Making an effort to be serious, she wagged a warning finger at him. “I’d think twice about that. Keep it up and you’ll be spending most of your time under sedation. You won’t be any good to anyone in that condition.”
His smile evaporated and he looked away from her. “Who gives a good goddamn?”
“I do,” she replied simply.
That brought his head back around. Outside, the equatorial sun was climbing rapidly, flooding the room with diffused but still sharply defining light. The window glass darkened slightly in response, moderating the illumination and temperature level in the room.
His tone was subdued, thankful. “I’d like to be able to say it was worth everything I went through just to hear those two words.”
She put a hand on his. “I don’t expect that kind of oblique praise, Alwyn. I don’t need it.”
“Then you believe me?” Despite his outward bravado, she could sense that veiled desperation underlined his words.
“I believe you,” she replied sympathetically, “but to convince others will require more than your word. Surely you can see their side.
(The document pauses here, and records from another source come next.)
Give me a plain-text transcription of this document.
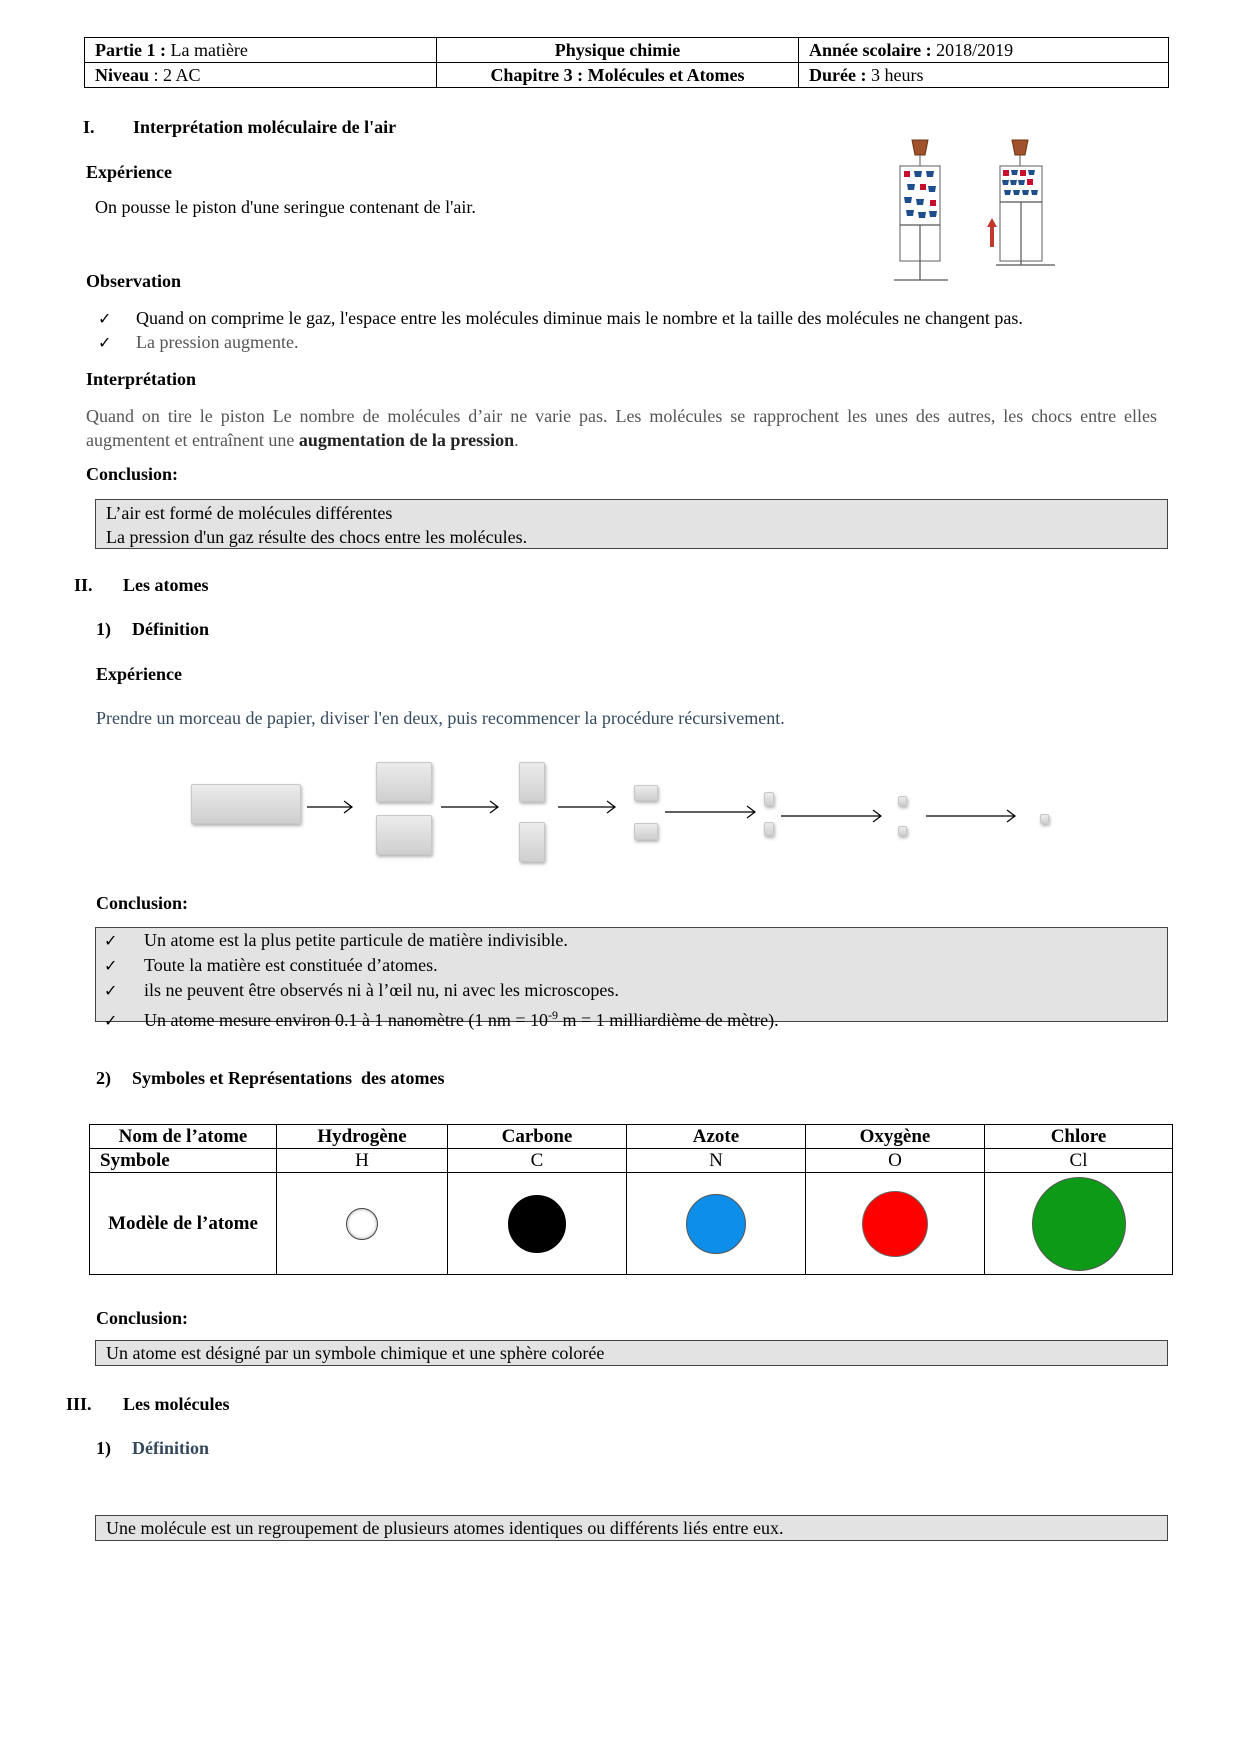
Partie 1 : La matière	Physique chimie	Année scolaire : 2018/2019
Niveau : 2 AC	Chapitre 3 : Molécules et Atomes	Durée : 3 heurs
I. Interprétation moléculaire de l'air
Expérience
On pousse le piston d'une seringue contenant de l'air.
Observation
✓ Quand on comprime le gaz, l'espace entre les molécules diminue mais le nombre et la taille des molécules ne changent pas.
✓ La pression augmente.
Interprétation
Quand on tire le piston Le nombre de molécules d’air ne varie pas. Les molécules se rapprochent les unes des autres, les chocs entre elles augmentent et entraînent une augmentation de la pression.
Conclusion:
L’air est formé de molécules différentes
La pression d'un gaz résulte des chocs entre les molécules.
II. Les atomes
1) Définition
Expérience
Prendre un morceau de papier, diviser l'en deux, puis recommencer la procédure récursivement.
Conclusion:
✓ Un atome est la plus petite particule de matière indivisible.
✓ Toute la matière est constituée d’atomes.
✓ ils ne peuvent être observés ni à l’œil nu, ni avec les microscopes.
✓ Un atome mesure environ 0.1 à 1 nanomètre (1 nm = $10^{-9}$ m = 1 milliardième de mètre).
2) Symboles et Représentations  des atomes
Nom de l’atome	Hydrogène	Carbone	Azote	Oxygène	Chlore
Symbole	H	C	N	O	Cl
Modèle de l’atome					
Conclusion:
Un atome est désigné par un symbole chimique et une sphère colorée
III. Les molécules
1) Définition
Une molécule est un regroupement de plusieurs atomes identiques ou différents liés entre eux.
You can’t accuse an entire species of genocide and inconceivable acts without something more to back it up than the word of one man. Or even the words of a shipful. You mustn’t feel singled out.”
“But I do feel singled out,” he told her. “I was singled out. I survived. I’m the only one who survived. Why me? Why not someone with a better nature, or great artistic talent? Why not a composer or a writer, or a mother with three kids? I’m a cynical, misanthropic, short-tempered, semiretired son of a bitch. If there was any justice in this universe I’d have been one of the first to die.”
“That would have been a pity.”
His gaze narrowed slightly. “Yeah? Why?”
Her fingers tightened around his. “Because then we couldn’t be having this conversation.”
He stared at her for a moment longer. Then he began to cry. Not silently this time, nor in great racking sobs, but normally, the way any man would cry when overwhelmed by irresistible emotion. The very ordinariness of it was a profound relief to her.
He stopped so suddenly that she was alarmed.
“Alwyn, what is it, what’s wrong?”
“Nothing’s wrong.” He wiped at his eyes almost angrily, as if trying to punish them for their betrayal of his fancied indifference. “I just remembered something.”
“Is it important?”
“I think so.” He was nodding slowly. “It’s proof.”
Nadurovina was not the first into the room. Rothenburg was faster. Chimbu followed behind, accompanied by an orderly. There were others who wanted to join them, but the chief medical officer had ruled against any more being present at any one time. Given the patient’s recent deranged outburst, the doctor did not want to do anything to make him feel pressured. That included crowding his space.
On the bed, Mallory was nodding wisely to himself. “This is about as much privacy as I thought I had.”
Rothenburg would not be denied. “You said you remembered proof. I heard you. I heard you distinctly. What kind of proof?”